I started blogging in the Christmas holidays of 2012. After years of intermittent scribblings I was finally making myself write for an audience. Friends and one or two strangers received the efforts warmly and so I carried on.

Writing became a kind of shelter for me and a few other people, or so it seemed.

About six months into the venture I felt compelled to write honestly on darker aspects of life. The first time I wrote about depression I did not instantly feel it shelter to speak to my audience on a subject that had done a great deal of harm in my own life and amongst my family. I pressed “publish” then curled up foetal on the sofa ready to over-winter there with my face pressed in a cushion and my fingers over my ears.

But I had nothing to fear. The piece was received with kindness and opened up for me a world of fellow sufferers and sympathisers from the most surprising places. It would seem there are few of us who have not experienced this for ourselves or lived close to someone who has. I was a tiny part of a wider movement of people who wanted to expose the taboo and reassure others it was OK to talk about the negative aspects of mental health.

When I read the piece now it is tamed and controlled. At the time it felt radical, vulnerable and brave. It had a happy ending. Back then it was the only way I could write it. It seemed the most Christian thing to do. As things turned out my journey out of depression was more complex than it might have first seemed. I began to find that some habits of mind and some practices of belief were not as Christian as I once thought and not as helpful or healthful as I had thought.

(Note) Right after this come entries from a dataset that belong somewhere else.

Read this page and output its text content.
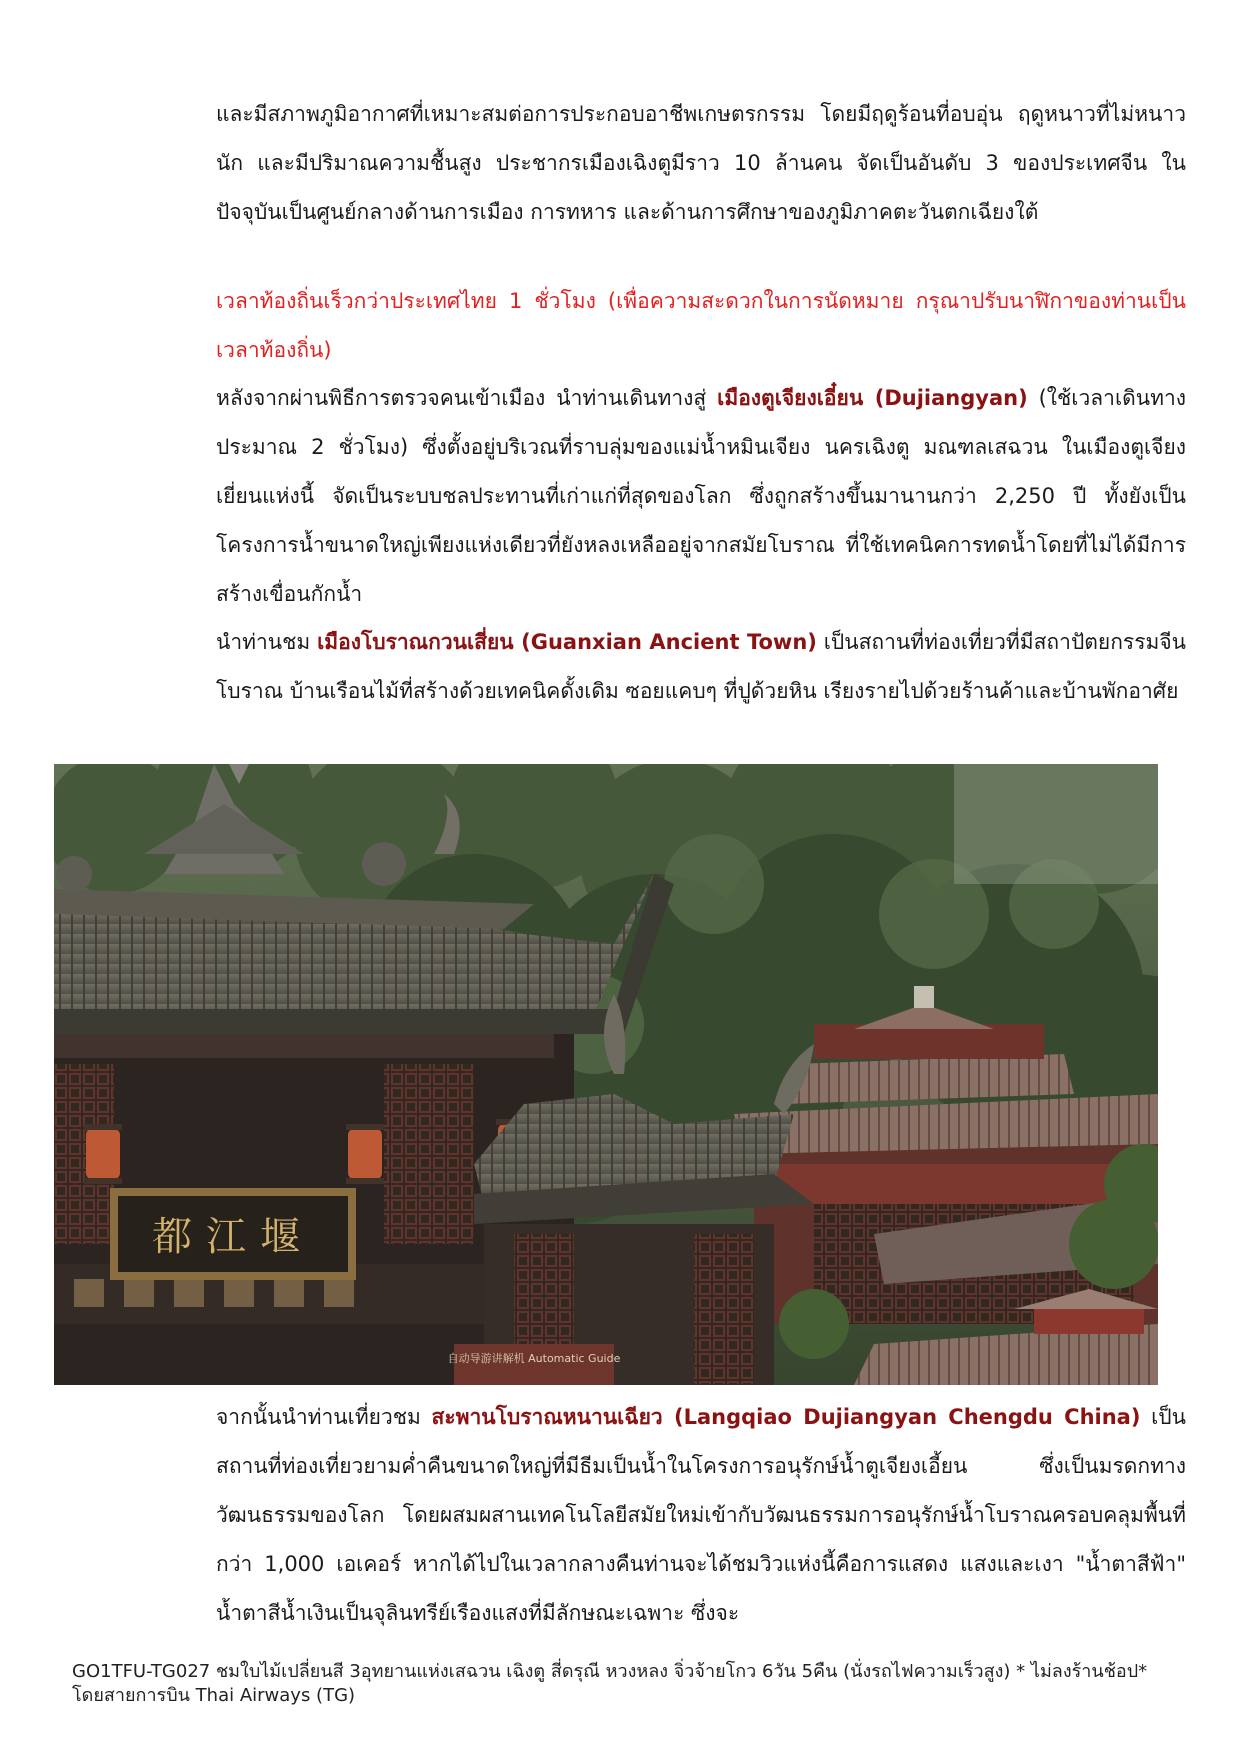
และมีสภาพภูมิอากาศที่เหมาะสมต่อการประกอบอาชีพเกษตรกรรม โดยมีฤดูร้อนที่อบอุ่น ฤดูหนาวที่ไม่หนาวนัก และมีปริมาณความชื้นสูง ประชากรเมืองเฉิงตูมีราว 10 ล้านคน จัดเป็นอันดับ 3 ของประเทศจีน ในปัจจุบันเป็นศูนย์กลางด้านการเมือง การทหาร และด้านการศึกษาของภูมิภาคตะวันตกเฉียงใต้

เวลาท้องถิ่นเร็วกว่าประเทศไทย 1 ชั่วโมง (เพื่อความสะดวกในการนัดหมาย กรุณาปรับนาฬิกาของท่านเป็นเวลาท้องถิ่น)

หลังจากผ่านพิธีการตรวจคนเข้าเมือง นำท่านเดินทางสู่ เมืองตูเจียงเอี๋ยน (Dujiangyan) (ใช้เวลาเดินทางประมาณ 2 ชั่วโมง) ซึ่งตั้งอยู่บริเวณที่ราบลุ่มของแม่น้ำหมินเจียง นครเฉิงตู มณฑลเสฉวน ในเมืองตูเจียงเยี่ยนแห่งนี้ จัดเป็นระบบชลประทานที่เก่าแก่ที่สุดของโลก ซึ่งถูกสร้างขึ้นมานานกว่า 2,250 ปี ทั้งยังเป็นโครงการน้ำขนาดใหญ่เพียงแห่งเดียวที่ยังหลงเหลืออยู่จากสมัยโบราณ ที่ใช้เทคนิคการทดน้ำโดยที่ไม่ได้มีการสร้างเขื่อนกักน้ำ

นำท่านชม เมืองโบราณกวนเสี่ยน (Guanxian Ancient Town) เป็นสถานที่ท่องเที่ยวที่มีสถาปัตยกรรมจีนโบราณ บ้านเรือนไม้ที่สร้างด้วยเทคนิคดั้งเดิม ซอยแคบๆ ที่ปูด้วยหิน เรียงรายไปด้วยร้านค้าและบ้านพักอาศัย

都江堰
自动导游讲解机 Automatic Guide

จากนั้นนำท่านเที่ยวชม สะพานโบราณหนานเฉียว (Langqiao Dujiangyan Chengdu China) เป็นสถานที่ท่องเที่ยวยามค่ำคืนขนาดใหญ่ที่มีธีมเป็นน้ำในโครงการอนุรักษ์น้ำตูเจียงเอี้ยน ซึ่งเป็นมรดกทางวัฒนธรรมของโลก โดยผสมผสานเทคโนโลยีสมัยใหม่เข้ากับวัฒนธรรมการอนุรักษ์น้ำโบราณครอบคลุมพื้นที่กว่า 1,000 เอเคอร์ หากได้ไปในเวลากลางคืนท่านจะได้ชมวิวแห่งนี้คือการแสดง แสงและเงา "น้ำตาสีฟ้า" น้ำตาสีน้ำเงินเป็นจุลินทรีย์เรืองแสงที่มีลักษณะเฉพาะ ซึ่งจะ

GO1TFU-TG027 ชมใบไม้เปลี่ยนสี 3อุทยานแห่งเสฉวน เฉิงตู สี่ดรุณี หวงหลง จิ่วจ้ายโกว 6วัน 5คืน (นั่งรถไฟความเร็วสูง) * ไม่ลงร้านช้อป* โดยสายการบิน Thai Airways (TG)
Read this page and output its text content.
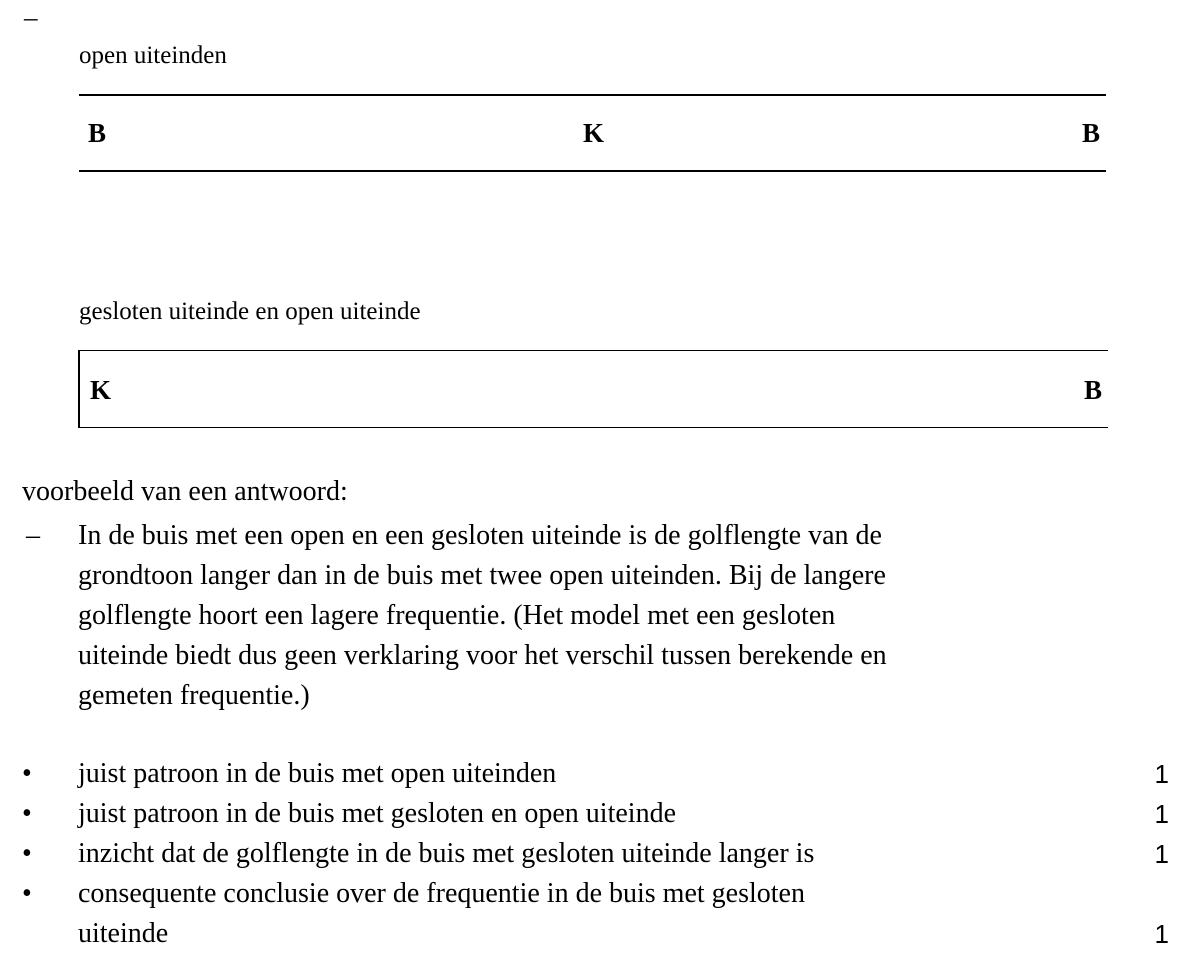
–
open uiteinden
B	K	B
gesloten uiteinde en open uiteinde
K	B
voorbeeld van een antwoord:
– In de buis met een open en een gesloten uiteinde is de golflengte van de
grondtoon langer dan in de buis met twee open uiteinden. Bij de langere
golflengte hoort een lagere frequentie. (Het model met een gesloten
uiteinde biedt dus geen verklaring voor het verschil tussen berekende en
gemeten frequentie.)
• juist patroon in de buis met open uiteinden	1
• juist patroon in de buis met gesloten en open uiteinde	1
• inzicht dat de golflengte in de buis met gesloten uiteinde langer is	1
• consequente conclusie over de frequentie in de buis met gesloten
uiteinde	1
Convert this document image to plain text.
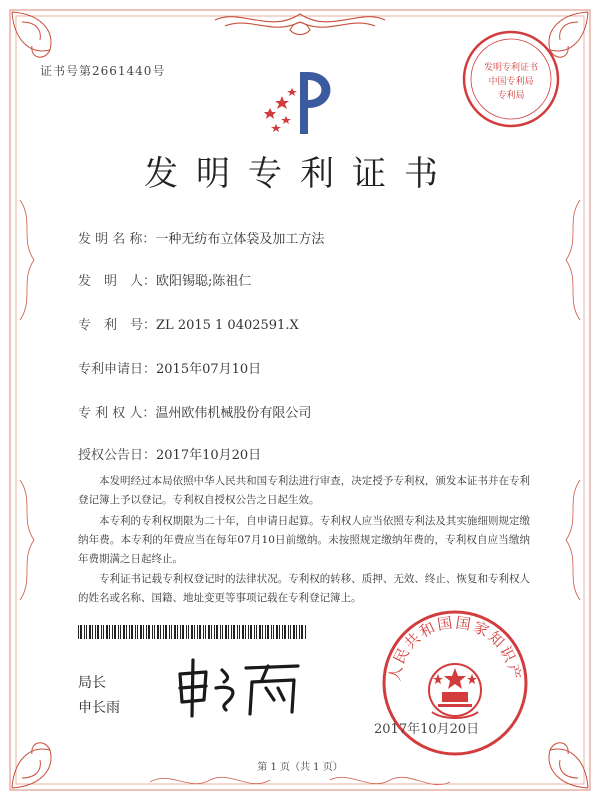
证书号第2661440号	发明专利证书
中国专利局
专利局
发明专利证书
发 明 名 称：一种无纺布立体袋及加工方法
发　明　人：欧阳锡聪;陈祖仁
专　利　号：ZL 2015 1 0402591.X
专利申请日：2015年07月10日
专 利 权 人：温州欧伟机械股份有限公司
授权公告日：2017年10月20日
本发明经过本局依照中华人民共和国专利法进行审查，决定授予专利权，颁发本证书并在专利登记簿上予以登记。专利权自授权公告之日起生效。
本专利的专利权期限为二十年，自申请日起算。专利权人应当依照专利法及其实施细则规定缴纳年费。本专利的年费应当在每年07月10日前缴纳。未按照规定缴纳年费的，专利权自应当缴纳年费期满之日起终止。
专利证书记载专利权登记时的法律状况。专利权的转移、质押、无效、终止、恢复和专利权人的姓名或名称、国籍、地址变更等事项记载在专利登记簿上。
局长
申长雨
人民共和国国家知识产
2017年10月20日
第 1 页（共 1 页）
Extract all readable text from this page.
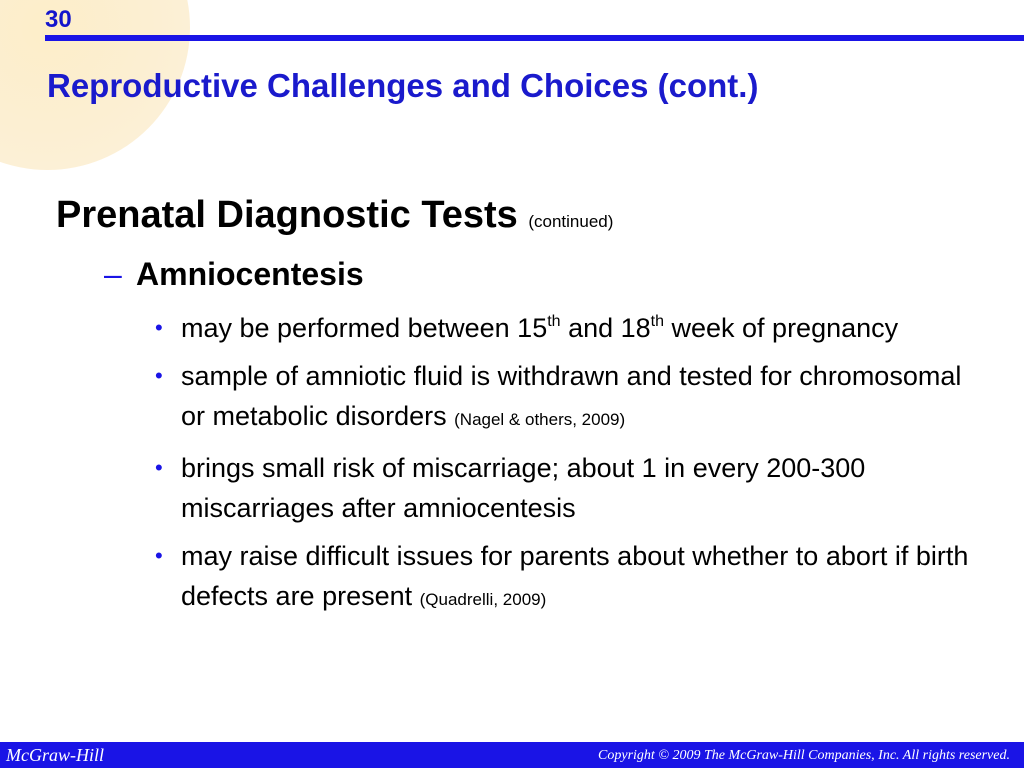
30
Reproductive Challenges and Choices (cont.)
Prenatal Diagnostic Tests (continued)
– Amniocentesis
• may be performed between 15th and 18th week of pregnancy
• sample of amniotic fluid is withdrawn and tested for chromosomal or metabolic disorders (Nagel & others, 2009)
• brings small risk of miscarriage; about 1 in every 200-300 miscarriages after amniocentesis
• may raise difficult issues for parents about whether to abort if birth defects are present (Quadrelli, 2009)
McGraw-Hill	Copyright © 2009 The McGraw-Hill Companies, Inc. All rights reserved.
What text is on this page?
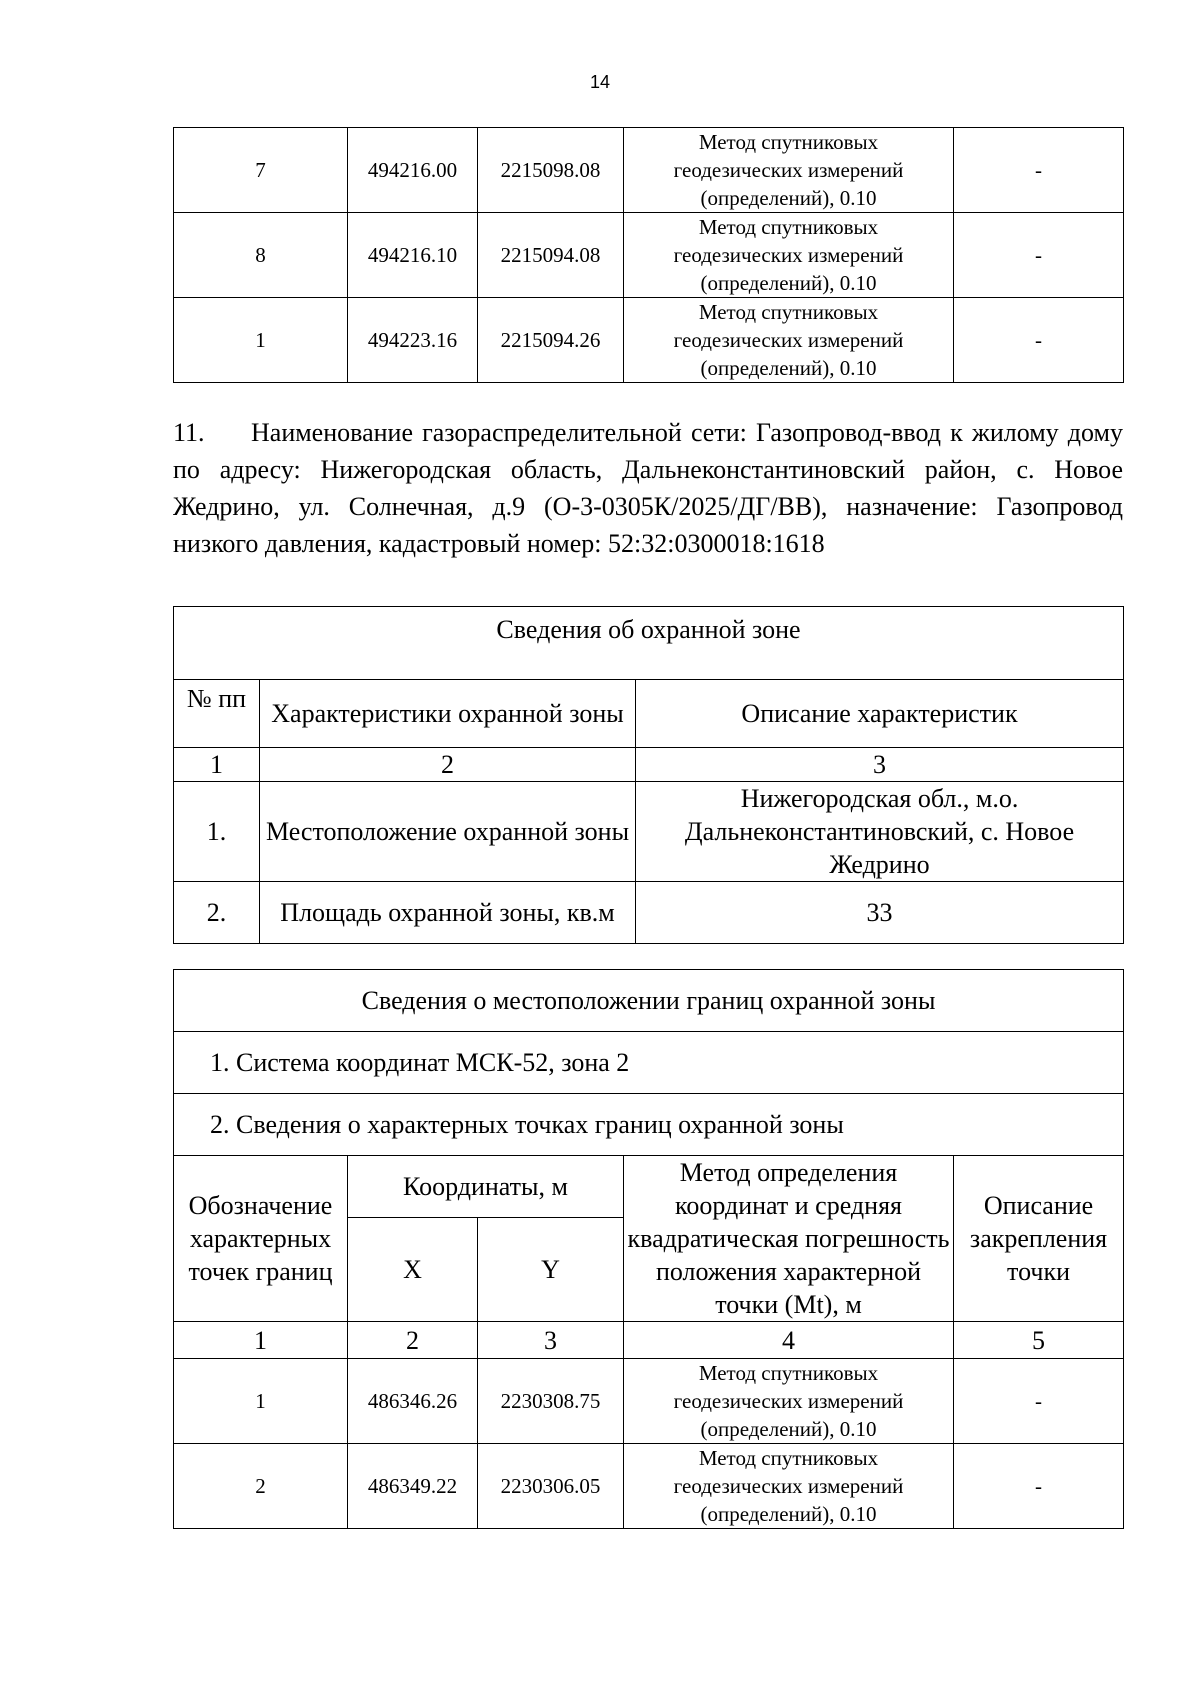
14
7	494216.00	2215098.08	Метод спутниковых
геодезических измерений
(определений), 0.10	-
8	494216.10	2215094.08	Метод спутниковых
геодезических измерений
(определений), 0.10	-
1	494223.16	2215094.26	Метод спутниковых
геодезических измерений
(определений), 0.10	-
11. Наименование газораспределительной сети: Газопровод-ввод к жилому дому по адресу: Нижегородская область, Дальнеконстантиновский район, с. Новое Жедрино, ул. Солнечная, д.9 (О-3-0305К/2025/ДГ/ВВ), назначение: Газопровод низкого давления, кадастровый номер: 52:32:0300018:1618
Сведения об охранной зоне		
№ пп	Характеристики охранной зоны	Описание характеристик
1	2	3
1.	Местоположение охранной зоны	Нижегородская обл., м.о. Дальнеконстантиновский, с. Новое Жедрино
2.	Площадь охранной зоны, кв.м	33
Сведения о местоположении границ охранной зоны				
1. Система координат МСК-52, зона 2				
2. Сведения о характерных точках границ охранной зоны				
Обозначение характерных точек границ	Координаты, м		Метод определения координат и средняя квадратическая погрешность положения характерной точки (Mt), м	Описание закрепления точки
	X	Y		
1	2	3	4	5
1	486346.26	2230308.75	Метод спутниковых
геодезических измерений
(определений), 0.10	-
2	486349.22	2230306.05	Метод спутниковых
геодезических измерений
(определений), 0.10	-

The American poet Emily Dickinson shared a long correspondence with the publisher Thomas Wentworth Higginson, a man she met only once. “I felt it shelter to speak to you” she wrote in a letter that (like all her letters) read more like a poem. The line stuck with me, got under my skin even, wouldn’t let me go. I sense in these words the joy of an exceptional connection, one that comes when we meet a person who seems to understand and listen to the deeper part of who we are. It is as C.S. Lewis says: “Friendship … is born at the moment when one man says to another “What! You too? I thought that I was the only one.” And dare I suggest that for many of us that moment came not man to man but reader to writer? We found shelter in what we read.

Commentators are saying that blogging is dead, that the internet is straining under the weight of amateur writers over sharing their half-baked thoughts. I accept that as a caution but I want to use my words to create moment when a reader can say “What! You too?” especially of humanity, faith and matters of the soul.

Shelter is a good place to begin, to find and make shelter and offer it here through my words.